Joaquin Gonzalez

No. 73, 74
- Position:: Offensive tackle

Personal information
- Born:: September 7, 1979 (age 45) Miami, Florida, U.S.
- Height:: 6 ft 5 in (1.96 m)
- Weight:: 310 lb (141 kg)

Career information
- High school:: Christopher Columbus (Miami)
- College:: Miami (FL)
- NFL draft:: 2002: 7th round, 227th pick

Career history
- Cleveland Browns (2002–2004); Indianapolis Colts (2005);

Career highlights and awards
- BCS national champion (2001); William V. Campbell Trophy (2001); 2× First-team All-American (2000, 2001); First-team All-Big East (2001);

Career NFL statistics
- Games played:: 64
- Games started:: 39
- Stats at Pro Football Reference

= Joaquin Gonzalez (American football) =

American football player (born 1979)

Joaquin Antonio Gonzalez (born September 7, 1979) is an American former professional football player who was an offensive tackle in the National Football League (NFL) for the Cleveland Browns and Indianapolis Colts.

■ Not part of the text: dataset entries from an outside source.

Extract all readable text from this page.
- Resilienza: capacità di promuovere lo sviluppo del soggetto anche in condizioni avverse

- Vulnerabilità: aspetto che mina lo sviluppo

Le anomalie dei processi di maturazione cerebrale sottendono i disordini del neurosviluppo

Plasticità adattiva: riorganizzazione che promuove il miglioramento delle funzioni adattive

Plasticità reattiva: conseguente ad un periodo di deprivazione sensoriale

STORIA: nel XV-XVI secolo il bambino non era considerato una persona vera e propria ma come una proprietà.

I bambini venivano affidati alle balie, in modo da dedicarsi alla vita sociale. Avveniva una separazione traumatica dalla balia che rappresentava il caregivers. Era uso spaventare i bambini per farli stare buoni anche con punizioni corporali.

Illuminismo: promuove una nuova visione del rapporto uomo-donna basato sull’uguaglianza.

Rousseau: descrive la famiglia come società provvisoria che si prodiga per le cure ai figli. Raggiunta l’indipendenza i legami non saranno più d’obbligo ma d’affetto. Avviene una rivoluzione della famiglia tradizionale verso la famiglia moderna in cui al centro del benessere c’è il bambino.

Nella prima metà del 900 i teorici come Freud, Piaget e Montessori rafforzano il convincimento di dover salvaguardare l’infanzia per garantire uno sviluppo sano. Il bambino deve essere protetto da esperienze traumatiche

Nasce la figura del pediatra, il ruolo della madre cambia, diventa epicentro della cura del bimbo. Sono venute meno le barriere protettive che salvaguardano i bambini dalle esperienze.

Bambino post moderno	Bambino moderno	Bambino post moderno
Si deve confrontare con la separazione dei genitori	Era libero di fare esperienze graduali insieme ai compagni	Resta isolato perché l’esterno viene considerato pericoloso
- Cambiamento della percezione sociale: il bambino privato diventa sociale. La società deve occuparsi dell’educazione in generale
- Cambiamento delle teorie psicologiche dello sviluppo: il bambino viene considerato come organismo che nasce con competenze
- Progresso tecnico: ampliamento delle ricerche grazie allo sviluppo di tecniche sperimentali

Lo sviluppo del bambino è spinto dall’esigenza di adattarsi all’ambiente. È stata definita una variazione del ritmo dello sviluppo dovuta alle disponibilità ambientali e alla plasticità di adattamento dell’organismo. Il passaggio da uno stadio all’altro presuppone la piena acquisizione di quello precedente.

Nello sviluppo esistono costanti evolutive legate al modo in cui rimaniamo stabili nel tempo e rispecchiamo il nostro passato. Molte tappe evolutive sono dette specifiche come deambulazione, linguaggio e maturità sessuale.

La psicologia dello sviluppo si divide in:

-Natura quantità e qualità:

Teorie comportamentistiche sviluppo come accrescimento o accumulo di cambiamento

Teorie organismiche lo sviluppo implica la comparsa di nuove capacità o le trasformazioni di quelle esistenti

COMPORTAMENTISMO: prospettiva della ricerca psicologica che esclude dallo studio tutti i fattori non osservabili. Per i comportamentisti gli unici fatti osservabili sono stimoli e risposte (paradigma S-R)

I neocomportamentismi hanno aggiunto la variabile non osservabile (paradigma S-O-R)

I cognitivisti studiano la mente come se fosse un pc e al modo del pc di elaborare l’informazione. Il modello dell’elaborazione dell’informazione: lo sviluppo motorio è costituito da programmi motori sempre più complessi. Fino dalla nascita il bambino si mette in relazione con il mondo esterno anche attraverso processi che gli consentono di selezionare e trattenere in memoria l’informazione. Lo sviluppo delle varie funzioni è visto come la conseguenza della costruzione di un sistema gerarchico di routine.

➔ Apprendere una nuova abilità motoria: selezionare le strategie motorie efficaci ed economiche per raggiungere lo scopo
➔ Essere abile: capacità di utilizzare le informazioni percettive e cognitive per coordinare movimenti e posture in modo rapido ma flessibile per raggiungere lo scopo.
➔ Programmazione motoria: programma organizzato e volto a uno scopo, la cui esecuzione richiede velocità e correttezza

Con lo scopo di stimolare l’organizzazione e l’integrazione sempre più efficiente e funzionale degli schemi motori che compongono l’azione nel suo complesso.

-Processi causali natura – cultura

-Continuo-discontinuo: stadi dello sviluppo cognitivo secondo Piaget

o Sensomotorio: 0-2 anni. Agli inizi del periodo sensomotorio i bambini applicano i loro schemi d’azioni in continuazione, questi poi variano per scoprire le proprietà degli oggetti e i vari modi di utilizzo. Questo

He played college football for the Miami Hurricanes and was selected in the seventh round of the 2002 NFL draft.

==Early life==
Gonzalez attended Columbus High School in Miami, Florida, and was a student, a letterman in football and track and field, and as a senior, he was also named Columbus' Student Athlete of the Year and was a recipient of the President's Education Award. In football, as a senior, he was named as his team's Most Valuable Offensive Lineman and was an Honorable Mention All-Dade County selection. Gonzalez graduated from Columbus High School in 1997.

==College career==
In college, Gonzalez played alongside Bryant McKinnie on the offensive line, protecting quarterback Ken Dorsey during the Miami Hurricanes' national championship season in 2001. Gonzalez was named first-team All-American in 2000 and 2001.